Aasta accompanied me to the door. It was dark outside; white mist hung over the fields, and above the northern sky you could glimpse traces of light from the floodlit church. I was full of Kåre’s story, of his brief but apparently carefree life. I asked her if she knew anyone who could tell me any more. She had to give the matter some thought. In the end, she shook her head. She was the only person. She said:

‘You know, they’re all dead.’

After Olav and Johanna died she had tended Kåre’s grave every summer until it had been levelled. That happened during the 1990s. She had given her blessing. And, of course, one can understand why. Everyone had gone. The entire little family. There was nothing left.

Oh yes, there was. Something was left: Johanna’s spinning wheel.

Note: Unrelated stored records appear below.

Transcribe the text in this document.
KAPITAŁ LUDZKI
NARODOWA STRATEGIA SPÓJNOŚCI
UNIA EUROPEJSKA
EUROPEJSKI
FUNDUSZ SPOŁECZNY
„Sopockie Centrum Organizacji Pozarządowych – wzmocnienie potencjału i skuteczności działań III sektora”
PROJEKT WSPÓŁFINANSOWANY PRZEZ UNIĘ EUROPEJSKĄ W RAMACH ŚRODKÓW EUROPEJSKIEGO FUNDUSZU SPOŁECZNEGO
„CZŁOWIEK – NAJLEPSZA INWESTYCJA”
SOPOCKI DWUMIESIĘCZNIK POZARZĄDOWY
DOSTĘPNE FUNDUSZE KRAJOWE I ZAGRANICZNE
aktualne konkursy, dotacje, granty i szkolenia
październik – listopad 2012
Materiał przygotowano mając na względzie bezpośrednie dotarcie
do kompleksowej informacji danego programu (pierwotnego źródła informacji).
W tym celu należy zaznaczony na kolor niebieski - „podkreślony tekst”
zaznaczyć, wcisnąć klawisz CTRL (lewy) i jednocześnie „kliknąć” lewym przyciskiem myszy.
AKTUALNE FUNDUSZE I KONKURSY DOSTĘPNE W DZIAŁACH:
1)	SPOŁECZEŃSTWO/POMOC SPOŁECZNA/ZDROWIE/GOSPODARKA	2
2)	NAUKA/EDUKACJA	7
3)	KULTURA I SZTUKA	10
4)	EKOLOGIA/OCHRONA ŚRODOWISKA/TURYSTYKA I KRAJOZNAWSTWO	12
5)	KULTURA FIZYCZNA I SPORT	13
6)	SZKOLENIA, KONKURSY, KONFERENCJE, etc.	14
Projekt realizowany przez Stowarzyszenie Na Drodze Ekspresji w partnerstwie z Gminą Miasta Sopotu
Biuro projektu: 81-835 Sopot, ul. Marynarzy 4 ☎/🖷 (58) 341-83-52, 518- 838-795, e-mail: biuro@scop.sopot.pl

Before I went I gave Aasta a hug. For a few brief seconds we stood in the darkness gently holding each other. Then I walked the short distance home. It was murky now and quite cold. The first frost could not be far away. I thought of all the times I had walked this route as a child. After I had passed Aasta and Sigurd’s house it would be pitch black right until I reached the letter boxes. It was a stretch of approximately half a kilometre and my heart was in my mouth every time. The road led first through the spruce forest in Vollan, then opened up. When I was a child I used to sing my way through the trees and all the way to the stream that flowed beneath the road and cascaded down the rocks on the other side. I would be on my way home from a meeting at Von Youth Club, where we had been taught about the damaging effects of alcohol; however, alone in the darkness, I would forget all about the abdominal pains and going green in the face and being abandoned by your entire family. At that very moment I was just filled with a chilling terror, and I hoped that singing would ward off the man I feared might suddenly loom up before me in the night. I sang and sang, an exalted medley of songs from the youth choir, Samantha Fox and Michael Jackson. It was ‘What a Mighty God We Have’, ‘Nothing’s Gonna Stop Me Now’ and ‘Bad’, all mixed up. The crucial thing was that I sang. That there wasn’t a second’s silence. And that I kept it going as far as the waterfall. That was the dividing line. If only I could get past that I was saved.